Thursday, February 7, 2013


“Super Bowl Sunday”

The dive shop called in sick today, the lot of us snuck off to Water Cay. The Salva Vida did not have her engines at 100% so we took two dorys. I along with 23 others were on Hermans boat, it looked as if we were taking the nighttime cruise from Cuba to Florida.

We passed Pigeon Cay. Some say that this small sleepy Cay of old fishermen, living in old shacks and houses packed so tightly together has more millionaires per capita than anywhere else on this blue and green earth. This being attributed to their luck in fishing for square grouper.
We arrived on Water Cay and promptly set up camp. Drinks were concocted and food ingested. The slack line was set up for all those who enjoy frustration. Soon the tropical rain arrived, while some took shelter around the coconut bark fueled fire, tropically shivering, Herr Osterich was enjoying his first game of baseball. All the way up until when the wet grip of a small bat turned it into a throat seeking missile. I turned as Osterich fell to the ground unconscious. This allowed for some practical EFR training. After a good amount of fumbling he was strapped down to a boogie board with weight belts and shivering he was sent sailing for the main(is)land.

Afterwards we set about wandering the island, playing with fire, trying to break language barriers and breaking open shells to get out what I truly hope were almonds.
I went to sleep that night as mentally fresh as one can be, laying alone on a table on the end of the dive shops dock looking at the stars, imaging what they must look like beyond the peaks of the Gracias a Dios, where no human lumens penetrate.

I thought about the college I would have been otherwise enveloped in at that moment.
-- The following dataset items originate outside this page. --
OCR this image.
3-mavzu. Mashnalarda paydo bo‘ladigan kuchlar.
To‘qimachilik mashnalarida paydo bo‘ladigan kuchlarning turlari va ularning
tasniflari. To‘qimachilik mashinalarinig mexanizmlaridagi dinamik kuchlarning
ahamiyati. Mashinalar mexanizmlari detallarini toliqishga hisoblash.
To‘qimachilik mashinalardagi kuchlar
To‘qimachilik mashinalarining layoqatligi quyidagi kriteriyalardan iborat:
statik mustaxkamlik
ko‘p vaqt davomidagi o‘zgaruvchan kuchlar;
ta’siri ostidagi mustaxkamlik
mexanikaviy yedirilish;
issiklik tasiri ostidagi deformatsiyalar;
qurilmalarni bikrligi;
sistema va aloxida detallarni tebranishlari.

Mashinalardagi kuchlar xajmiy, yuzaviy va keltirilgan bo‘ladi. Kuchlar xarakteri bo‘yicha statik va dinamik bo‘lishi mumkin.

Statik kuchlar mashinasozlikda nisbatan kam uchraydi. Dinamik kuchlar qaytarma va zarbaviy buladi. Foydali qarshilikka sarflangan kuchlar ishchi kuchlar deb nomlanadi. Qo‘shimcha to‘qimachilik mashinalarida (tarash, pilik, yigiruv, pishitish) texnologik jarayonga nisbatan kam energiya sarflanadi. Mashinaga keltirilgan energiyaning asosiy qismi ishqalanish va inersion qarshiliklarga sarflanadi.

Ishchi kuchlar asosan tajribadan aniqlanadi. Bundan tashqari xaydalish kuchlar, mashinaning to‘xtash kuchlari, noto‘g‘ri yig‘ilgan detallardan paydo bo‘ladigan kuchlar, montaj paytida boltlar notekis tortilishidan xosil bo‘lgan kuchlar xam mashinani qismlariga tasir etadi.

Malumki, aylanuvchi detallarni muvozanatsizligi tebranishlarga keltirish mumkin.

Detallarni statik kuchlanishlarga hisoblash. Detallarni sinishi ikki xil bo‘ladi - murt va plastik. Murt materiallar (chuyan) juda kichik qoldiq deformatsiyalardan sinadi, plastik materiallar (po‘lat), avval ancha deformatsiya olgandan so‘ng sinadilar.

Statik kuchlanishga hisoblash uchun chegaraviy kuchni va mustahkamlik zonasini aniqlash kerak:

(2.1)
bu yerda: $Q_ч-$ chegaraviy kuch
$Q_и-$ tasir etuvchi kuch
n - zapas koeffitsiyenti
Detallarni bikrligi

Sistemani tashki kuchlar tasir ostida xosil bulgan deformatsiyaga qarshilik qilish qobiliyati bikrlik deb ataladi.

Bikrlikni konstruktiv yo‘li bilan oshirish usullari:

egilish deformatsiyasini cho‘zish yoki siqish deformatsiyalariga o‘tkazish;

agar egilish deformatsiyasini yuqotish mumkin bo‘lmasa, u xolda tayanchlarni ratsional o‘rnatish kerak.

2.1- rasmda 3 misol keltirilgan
I thought about the professors and students who thought they really knew something. It wasn’t how to save lives or grow food or create machinery or even make contributions to any type of math or science. Still their egos grew fat off of mass delusion and towered over the studious innocents. I wrote this for them.

Being smart is realizing you know nothing.
Being intelligent is using the nothing you know to do something.
Being an intellectual is saying everything without knowing or doing anything.